Over the past year anti-government protests across the Middle East have toppled leaders in Tunisia, Egypt and Libya, while Yemen’s president has pledged to step down and Syria’s president is under pressure to do the same. And in sub-Saharan Africa’s Nigeria, fears that the democratic government’s plans to remove a fuel subsidy would stoke corruption led to mass protests this month.
“Anger at corruption (and), a lack of justice and dignity was the major driver of the Arab Spring... it is not unlikely that such forces will produce a similar reaction across wider parts of Africa,” said Short, a patron of the Centre for the Study of Governance and Transparency, which organised last week’s Second Oxford Anti-Corruption Conference at the University of Oxford.
In both the Arab world and sub-Saharan Africa, resentment towards governments has been spurred by high youth unemployment, namely among university graduates, she said, citing a July speech by African Development Bank President Donald Kaberuka.
“My own conclusion is that the combination of growing urbanisation and a large, increasingly educated youth population will drive major change,” Short said of sub-Saharan Africa.

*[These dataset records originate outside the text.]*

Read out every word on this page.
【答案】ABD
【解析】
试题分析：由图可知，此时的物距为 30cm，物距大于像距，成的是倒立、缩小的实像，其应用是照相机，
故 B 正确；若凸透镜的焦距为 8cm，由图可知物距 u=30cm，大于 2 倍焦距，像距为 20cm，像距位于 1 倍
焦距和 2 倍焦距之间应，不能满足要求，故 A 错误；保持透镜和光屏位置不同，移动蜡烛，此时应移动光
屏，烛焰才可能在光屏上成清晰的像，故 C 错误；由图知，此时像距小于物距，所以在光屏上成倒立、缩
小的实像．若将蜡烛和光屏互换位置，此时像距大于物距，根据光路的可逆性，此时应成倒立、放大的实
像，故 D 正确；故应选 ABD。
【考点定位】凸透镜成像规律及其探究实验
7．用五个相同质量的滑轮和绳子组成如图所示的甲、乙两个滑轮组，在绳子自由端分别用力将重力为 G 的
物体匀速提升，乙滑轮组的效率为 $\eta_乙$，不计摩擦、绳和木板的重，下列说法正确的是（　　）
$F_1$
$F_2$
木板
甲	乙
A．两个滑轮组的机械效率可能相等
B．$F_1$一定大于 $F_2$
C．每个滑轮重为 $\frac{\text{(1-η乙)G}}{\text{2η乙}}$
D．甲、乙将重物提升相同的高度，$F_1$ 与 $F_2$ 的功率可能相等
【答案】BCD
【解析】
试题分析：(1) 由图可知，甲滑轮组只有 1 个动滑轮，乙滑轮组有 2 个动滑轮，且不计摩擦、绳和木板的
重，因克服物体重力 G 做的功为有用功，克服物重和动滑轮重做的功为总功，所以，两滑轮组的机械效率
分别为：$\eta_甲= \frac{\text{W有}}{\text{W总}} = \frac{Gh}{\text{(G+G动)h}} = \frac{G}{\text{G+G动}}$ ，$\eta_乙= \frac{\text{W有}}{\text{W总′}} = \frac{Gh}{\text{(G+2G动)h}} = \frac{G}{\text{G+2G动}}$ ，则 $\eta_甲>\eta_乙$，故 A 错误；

“The consequences will be turbulent and they will most probably lead to major reform and greater social justice but of course, if there isn’t progress, it could be much (uglier) than that,” she added.
Western countries must share some of the responsibility for the frustrations that led to the Arab Spring, Short said, as it was Western support for many of the now-deposed leaders that had kept them in power for so long.
“In the Arab world in particular, Western countries have colluded in propping up corrupt dictatorships which they have seen as crucial to their self-interest because of their need for access to oil,” Short told the conference.
The Arab Spring is not over, she said.
“There’s more to do of course in the Arab world but its ramifications for Africa are very powerful and I don’t think they’ve been played out,” she added.